As President Joe Biden navigates the complexities of his term, the economic landscape under his administration presents a nuanced picture of resilience amid challenges. A detailed analysis of the Bidenomics reveals a resilient job market, a significant decrease in inflation, and a robust stock market. However, the specter of high inflation, deteriorating household finances, and potential recession looms large.
Inflation: Dives Down
In June 2023, inflation fell to its lowest annual rate in over two years, with the consumer price index increasing just 3% from a year ago, and 0.2% on a monthly basis. This slowdown in inflation gives the Federal Reserve some leeway as it seeks to reduce inflation that was running at a 9% annual rate in 2022, the highest since November 1981. Despite this, the central bank is expected to continue raising rates due to core inflation still running above the Fed’s 2% annual target.
However, the U.S. consumer price index surged from 1.4% on an annual basis in January 2021 to 5% in March, reflecting an overall increase of 15%. Critics argue that this inflationary pressure has been exacerbated by the administration’s heightened economic stimulus measures to fight the pandemic, leading to a 13% spike in national debt to $31.4 trillion from the end of 2020 through the end of 2022.
Job Market: A Beacon of Resilience
The job market has remained one of the economy’s strongest pillars during Biden’s presidency. The unemployment rate slipped from 6.3% in January 2021 to a 54-year low of 3.4% in January. However, recent widespread layoffs may be starting to have an impact, with the last month marking the worst job growth since 2020 as the unemployment rate clocked in at 3.5%.

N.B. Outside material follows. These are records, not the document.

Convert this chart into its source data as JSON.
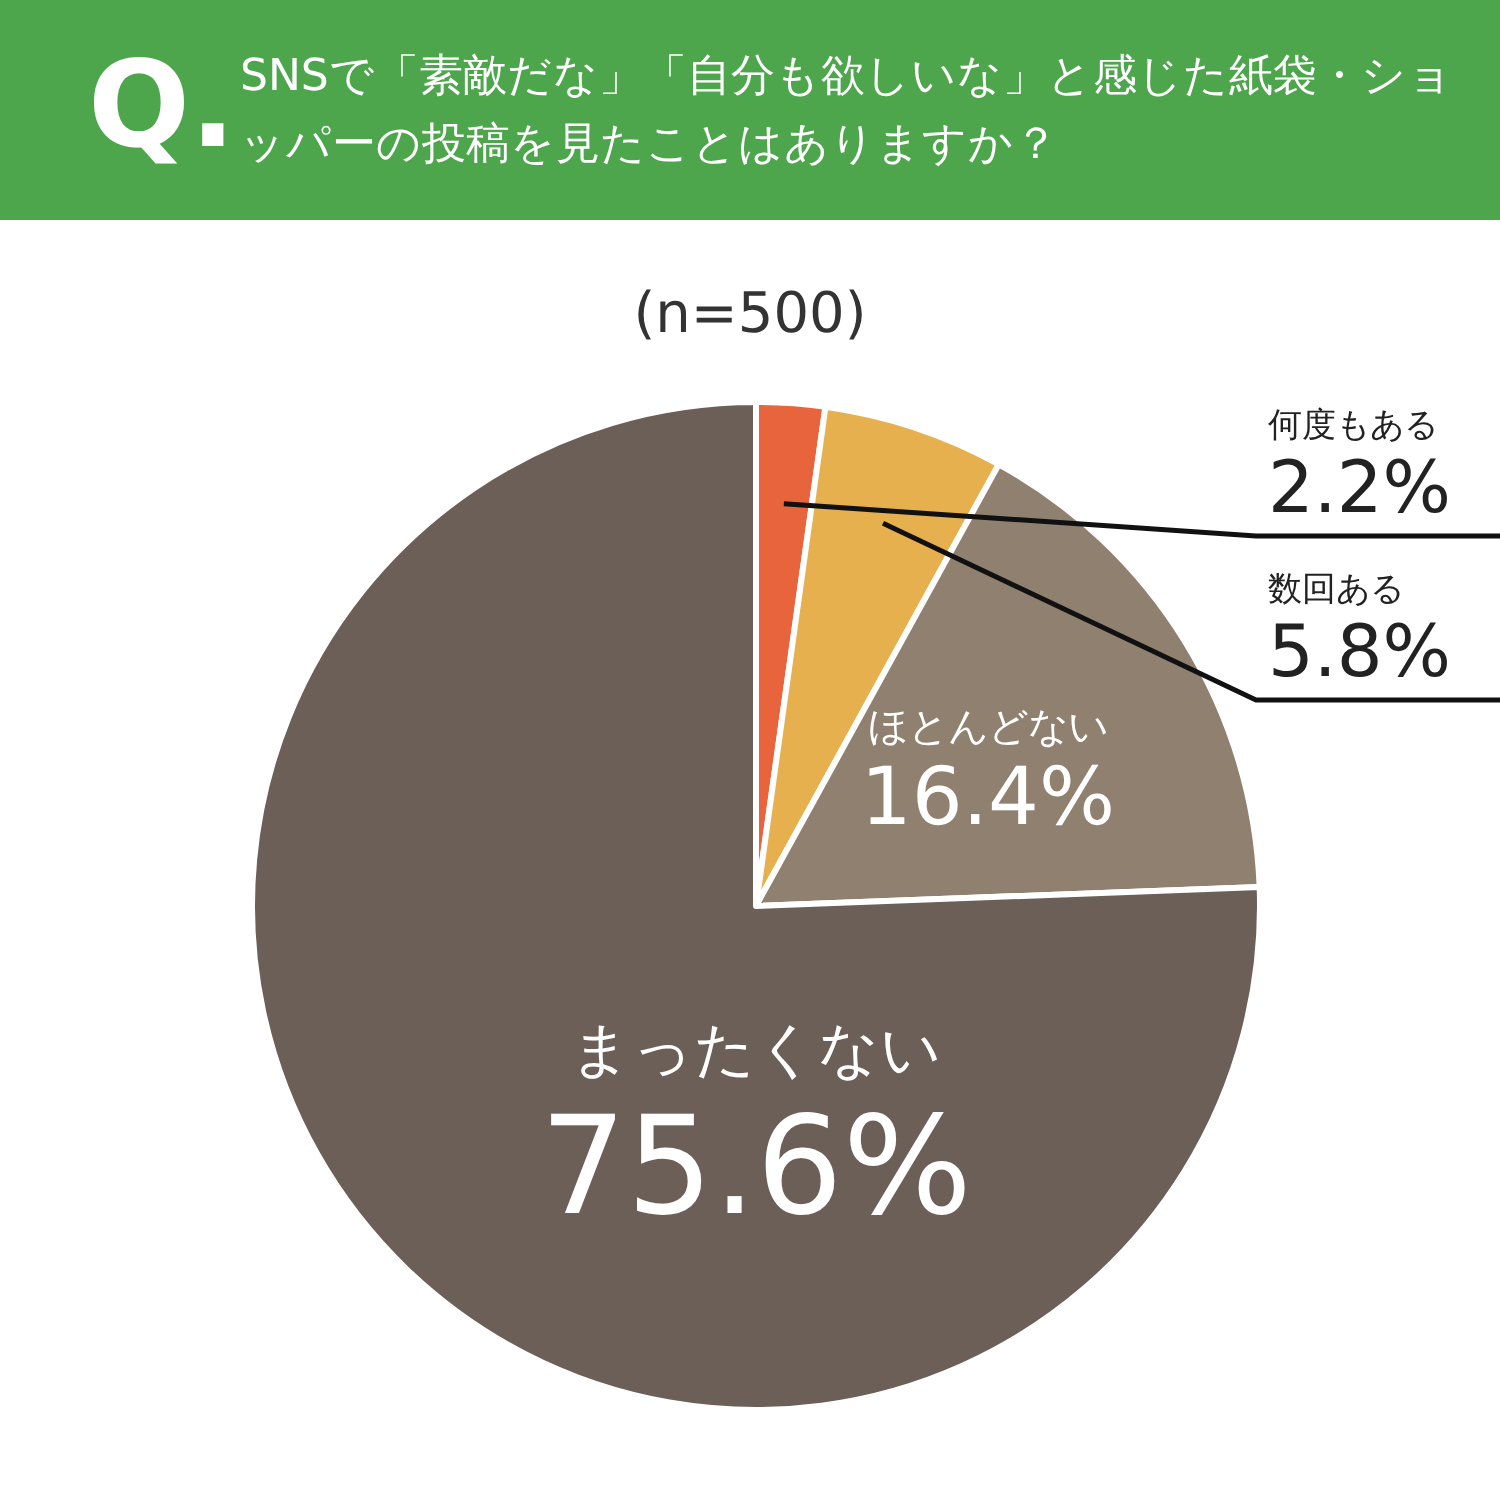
{
  "chart_data": {
    "type": "pie",
    "title": "SNSで「素敵だな」「自分も欲しいな」と感じた紙袋・ショッパーの投稿を見たことはありますか？",
    "subtitle": "(n=500)",
    "annotations": [
      "Q."
    ],
    "categories": [
      "何度もある",
      "数回ある",
      "ほとんどない",
      "まったくない"
    ],
    "values": [
      2.2,
      5.8,
      16.4,
      75.6
    ],
    "value_labels": [
      "2.2%",
      "5.8%",
      "16.4%",
      "75.6%"
    ],
    "colors": [
      "#e8643c",
      "#e6b04e",
      "#8f8070",
      "#6b5f58"
    ],
    "legend": false
  }
}
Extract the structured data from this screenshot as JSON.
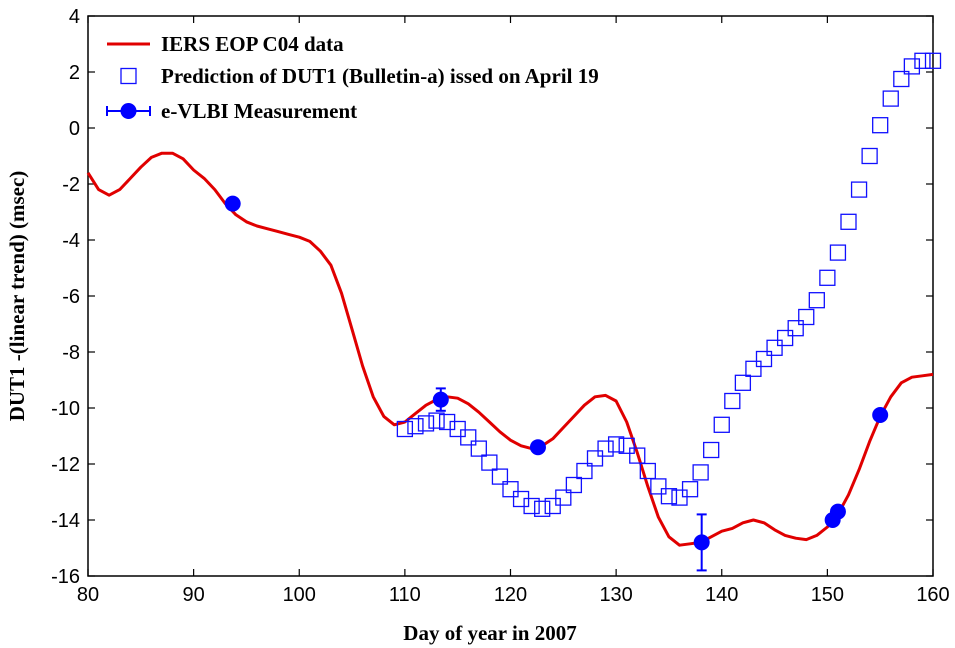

Household Finances: A Growing Concern
Despite high employment and solid wages, Americans’ bank accounts are largely in poorer shape now than they were before Biden. Americans saved only 4% of their disposable income in the final quarter of 2022 compared to 14% two years prior, a worrisome development as household debt surged 16% to $16.9 trillion during the period.
Stock Market and GDP Growth: A Mixed Bag
The S&P 500 hit an all-time high during Biden’s first year and is up 9% since he took office. According to the data from Statista, the United States GDP is projected to increase steadily over the next decade from 26.24 trillion U.S. dollars in 2023 to 39.23 trillion U.S. dollars in 2033. The government reported that the economy grew 2 percent in the first quarter, a jump from previous estimates. This revised GDP growth is seen as a tailwind for the economy, reflecting the underlying resilience of the overall economy and the solid foundation of U.S. households.
The Road Ahead
Despite the challenges, some experts believe that with good policymaking and a bit of luck, a recession can be avoided as the fundamentals of the economy remain strong. The Biden administration’s economic performance presents a nuanced picture of resilience amid challenges, a narrative that will undoubtedly continue to evolve as his term progresses. As the Biden administration continues to spotlight government programs and tax credits intended to aid the middle class, the public’s perception of Biden’s stewardship of the economy will be a key factor in the upcoming political discourse.